The multilateral international agreement was brokered in July 2015 by former President Barack Obama’s administration, China, Russia, Germany, France, Britain and the European Union — all of whom expressed disappointment and regret at Trump’s move to withdraw.
“The international reach of U.S. sanctions makes the U.S. the economic policeman of the planet, and that is not acceptable,” French Finance Minister Bruno Le Maire said Wednesday in an interview on France Culture radio.
French Foreign Minister Jean-Yves Le Drian said the deal is “not dead,” despite Trump’s move.
France will continue to push for a broader deal with Iran, “whether the United States participates or not,” French Defense Minister Florence Parly said Tuesday, noting the Iranians are “respecting” the agreement.
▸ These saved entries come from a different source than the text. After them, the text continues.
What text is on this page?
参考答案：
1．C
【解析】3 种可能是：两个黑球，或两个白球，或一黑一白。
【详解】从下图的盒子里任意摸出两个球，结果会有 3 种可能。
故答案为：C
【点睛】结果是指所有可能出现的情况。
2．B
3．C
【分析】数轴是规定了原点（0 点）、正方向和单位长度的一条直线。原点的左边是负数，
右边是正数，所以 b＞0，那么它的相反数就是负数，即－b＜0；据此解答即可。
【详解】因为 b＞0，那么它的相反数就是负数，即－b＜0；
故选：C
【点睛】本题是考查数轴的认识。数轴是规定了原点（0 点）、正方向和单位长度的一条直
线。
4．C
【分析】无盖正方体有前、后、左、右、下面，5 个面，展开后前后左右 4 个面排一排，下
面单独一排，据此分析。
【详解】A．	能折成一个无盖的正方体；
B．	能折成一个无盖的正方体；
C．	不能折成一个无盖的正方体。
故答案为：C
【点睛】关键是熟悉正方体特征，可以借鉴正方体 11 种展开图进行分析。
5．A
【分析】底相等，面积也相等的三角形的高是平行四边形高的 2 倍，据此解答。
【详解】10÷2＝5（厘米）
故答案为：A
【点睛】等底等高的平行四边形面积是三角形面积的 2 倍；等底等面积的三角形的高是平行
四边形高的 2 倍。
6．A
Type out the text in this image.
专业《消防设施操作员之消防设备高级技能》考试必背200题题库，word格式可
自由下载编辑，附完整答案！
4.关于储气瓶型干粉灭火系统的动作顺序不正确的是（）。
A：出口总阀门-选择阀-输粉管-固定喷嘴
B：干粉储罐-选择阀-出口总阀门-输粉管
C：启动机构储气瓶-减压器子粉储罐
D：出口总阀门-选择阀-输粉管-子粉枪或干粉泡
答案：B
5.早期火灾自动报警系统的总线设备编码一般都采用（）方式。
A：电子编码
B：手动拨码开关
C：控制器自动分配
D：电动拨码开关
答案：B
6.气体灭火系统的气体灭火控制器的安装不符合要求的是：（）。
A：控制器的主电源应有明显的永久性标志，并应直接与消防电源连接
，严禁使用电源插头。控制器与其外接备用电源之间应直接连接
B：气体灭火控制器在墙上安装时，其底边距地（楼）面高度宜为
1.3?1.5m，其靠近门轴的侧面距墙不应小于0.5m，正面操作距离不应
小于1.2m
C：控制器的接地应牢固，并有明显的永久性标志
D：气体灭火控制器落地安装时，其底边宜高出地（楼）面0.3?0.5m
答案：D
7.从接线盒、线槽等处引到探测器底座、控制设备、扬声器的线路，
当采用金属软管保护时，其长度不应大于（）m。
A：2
Germany said Monday it would remain in the deal.
The European Union has rebuked Trump over his move to break the deal, telling the US president he does not have the power to unilaterally scrap the international agreement.
In a statement delivered on Tuesday night EU foreign affairs chief Federica Mogherini said the US should reconsider its position, but that it was not within the power of the country’s president to end the accord.
Speaking in Rome the EU’s Ms Mogherini said Europe “regrets” Mr Trump’s new policy, but added: “As we have always said the nuclear deal is not a bilateral agreement and it is not in the hands of any single country to terminate it unilaterally.
‘The deal belongs to each and every one of us,” Mogherini said.
If the deal could be saved, it’s not yet clear which global power among the six signatories will fill the void left by the United States’ departure.
“China is the country most likely to fill the shoes of the U.S.,” analyst Alex Vatanka, a senior fellow at the Middle East Institute, told Business Insider. “It might not be a bad move for China to speak up and present themselves as the one actor that can come in — together with the Europeans and the Russians — to fill the vacuum left by the U.S.”
Iran is vital to China’s geoeconomic ambitions as it develops its trillion-dollar “One Belt, One Road” strategy aimed at dramatically boosting its ties to the Middle East, Europe and Africa. So have others.